Im November 2007 jährt sich der UN-Teilungsplan, der die Teilung des historischen Palästinas in einen jüdischen und einem palästinensischen Staat vorsieht. Der Friedenskämpfer Uri Avnery schrieb kürzlich über diese Resolution. Ich zitiere:
„Die UN-Resolution vom 29. November 1947 war eine der intelligentesten in den Annalen der Organisation. Als einer, der sie damals energisch ablehnte, erkenne ich heute ihre Weisheit.“
Soweit Uri Avnery. Wie beurteilen Sie als Historiker diese UN-Resolution?

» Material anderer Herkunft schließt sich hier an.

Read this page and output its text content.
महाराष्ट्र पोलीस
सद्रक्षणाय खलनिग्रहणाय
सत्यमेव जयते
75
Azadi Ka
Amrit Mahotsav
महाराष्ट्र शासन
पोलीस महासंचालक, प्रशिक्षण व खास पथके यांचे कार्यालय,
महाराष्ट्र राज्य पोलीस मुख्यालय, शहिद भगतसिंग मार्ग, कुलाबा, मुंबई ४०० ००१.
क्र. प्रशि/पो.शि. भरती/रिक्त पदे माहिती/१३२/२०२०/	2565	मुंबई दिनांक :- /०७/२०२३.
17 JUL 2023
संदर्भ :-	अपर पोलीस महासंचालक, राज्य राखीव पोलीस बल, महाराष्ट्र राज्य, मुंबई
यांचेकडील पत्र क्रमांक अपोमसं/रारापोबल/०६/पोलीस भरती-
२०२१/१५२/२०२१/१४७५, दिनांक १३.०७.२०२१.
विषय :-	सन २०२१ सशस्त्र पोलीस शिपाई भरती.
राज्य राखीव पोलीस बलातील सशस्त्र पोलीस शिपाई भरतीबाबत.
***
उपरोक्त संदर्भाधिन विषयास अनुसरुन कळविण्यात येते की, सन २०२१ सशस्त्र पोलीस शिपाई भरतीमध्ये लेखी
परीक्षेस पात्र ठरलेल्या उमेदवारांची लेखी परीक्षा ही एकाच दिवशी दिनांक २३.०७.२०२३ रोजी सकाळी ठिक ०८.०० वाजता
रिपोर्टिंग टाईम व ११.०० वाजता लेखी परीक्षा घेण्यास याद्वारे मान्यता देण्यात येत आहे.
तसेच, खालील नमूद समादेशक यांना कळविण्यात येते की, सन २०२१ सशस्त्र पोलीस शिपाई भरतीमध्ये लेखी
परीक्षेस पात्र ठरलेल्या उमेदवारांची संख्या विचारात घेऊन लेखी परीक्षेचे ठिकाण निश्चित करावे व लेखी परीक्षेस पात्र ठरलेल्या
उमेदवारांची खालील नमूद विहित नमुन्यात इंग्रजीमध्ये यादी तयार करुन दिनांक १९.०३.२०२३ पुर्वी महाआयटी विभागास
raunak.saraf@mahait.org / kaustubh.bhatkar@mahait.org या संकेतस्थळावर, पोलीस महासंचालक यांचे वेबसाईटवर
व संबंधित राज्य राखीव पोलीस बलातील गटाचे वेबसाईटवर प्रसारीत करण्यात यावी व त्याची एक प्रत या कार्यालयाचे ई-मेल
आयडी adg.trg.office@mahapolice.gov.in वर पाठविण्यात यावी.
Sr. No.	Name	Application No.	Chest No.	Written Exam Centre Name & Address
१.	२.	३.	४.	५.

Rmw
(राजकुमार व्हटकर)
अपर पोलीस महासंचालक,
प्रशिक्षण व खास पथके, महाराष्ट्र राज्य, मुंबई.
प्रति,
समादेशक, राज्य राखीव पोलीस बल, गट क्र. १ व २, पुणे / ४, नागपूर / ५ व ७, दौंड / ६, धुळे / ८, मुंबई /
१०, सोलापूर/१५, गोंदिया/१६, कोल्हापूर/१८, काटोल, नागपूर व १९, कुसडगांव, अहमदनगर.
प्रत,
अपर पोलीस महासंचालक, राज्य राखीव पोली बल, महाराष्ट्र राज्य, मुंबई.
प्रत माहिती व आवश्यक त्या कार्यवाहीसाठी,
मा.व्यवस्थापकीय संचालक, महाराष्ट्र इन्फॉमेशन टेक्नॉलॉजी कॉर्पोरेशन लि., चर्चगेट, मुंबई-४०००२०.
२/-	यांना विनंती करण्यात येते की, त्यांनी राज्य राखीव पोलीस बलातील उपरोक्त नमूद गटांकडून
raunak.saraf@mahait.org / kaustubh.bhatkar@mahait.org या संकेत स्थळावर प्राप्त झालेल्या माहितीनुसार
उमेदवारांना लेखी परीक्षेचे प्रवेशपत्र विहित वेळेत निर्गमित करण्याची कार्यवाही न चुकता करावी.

Damals bedeutete der Plan für die arabische Seite, dass die Kolonialisierung des Landes durch Großbritannien und die zionistische Bewegung völkerrechtlich legitimiert wurde, eine Kolonialisierung, die gegen den Willen der Ursprungsbevölkerung geschah und von arabischer Seite als Diebstahl der Heimat empfunden wurde. Das bedeutete sie damals, und deshalb hat Uri Avnery sie auch damals abgelehnt. Außerdem galt der konkrete Teilungsplan als ungerecht: Die Juden, die damals ein Drittel der Bevölkerung ausmachten, sollten etwas mehr als die Hälfte des Landes bekommen. Heute sieht dieser Teilungsplan natürlich ganz anderes aus. Das, was damals geboten wurde, ist heute für die Palästinenser nicht mehr zu erreichen. Die Palästinenser haben heute noch etwas über 20 Prozent Palästinas in den Händen. Sie würden mit den 45 Prozent glücklich sein, die damals geboten wurden. Man muss auch etwas Historisches zu dieser damaligen Situation sagen. Die UNOVollversammlung hatte 1947 nur 56 Mitglieder. Es war ja eine Resolution der Vollversammlung und nicht des Sicherheitsrats. Die meisten der Mitglieder waren damals westliche, christliche Länder. Die arabischen Länder, die damals Mitglieder der UNO waren, haben sich bei der Debatte über den Teilungsplan nicht beteiligt, und die arabische Stimme fehlte. Die Palästinenser wurden durch Pakistan und Indien vertreten. Die meisten Länder, die damals an dieser Resolution mitgearbeitet haben, sympathisierten ohnehin mit den Juden, weil aus christlicher Sicht Palästina doch das Land der Bibel ist, es doch irgendwie den Juden und den Christen gehört und alle anderen nur, sagen wir, Untermieter sind. Ich glaube schon, dass diese Länder nach einer in ihren Augen gerechten Lösung gesucht haben. Man muss aber auch sagen, dass die UNO damals ihren eigenen Prinzipien untreu wurde. Alle wussten am 29. November 1947, dass eine Verabschiedung des Teilungsplanes zum Krieg führen würde. Die Hauptaufgabe der UNO ist die Verhinderung von bewaffneten Konflikten und ihre Beilegung durch Diplomatie. Die UNO hat in diesem Punkt versagt. Es war ein Bruch der UNO-Charta, dass sie damals diese Resolution angenommen hat.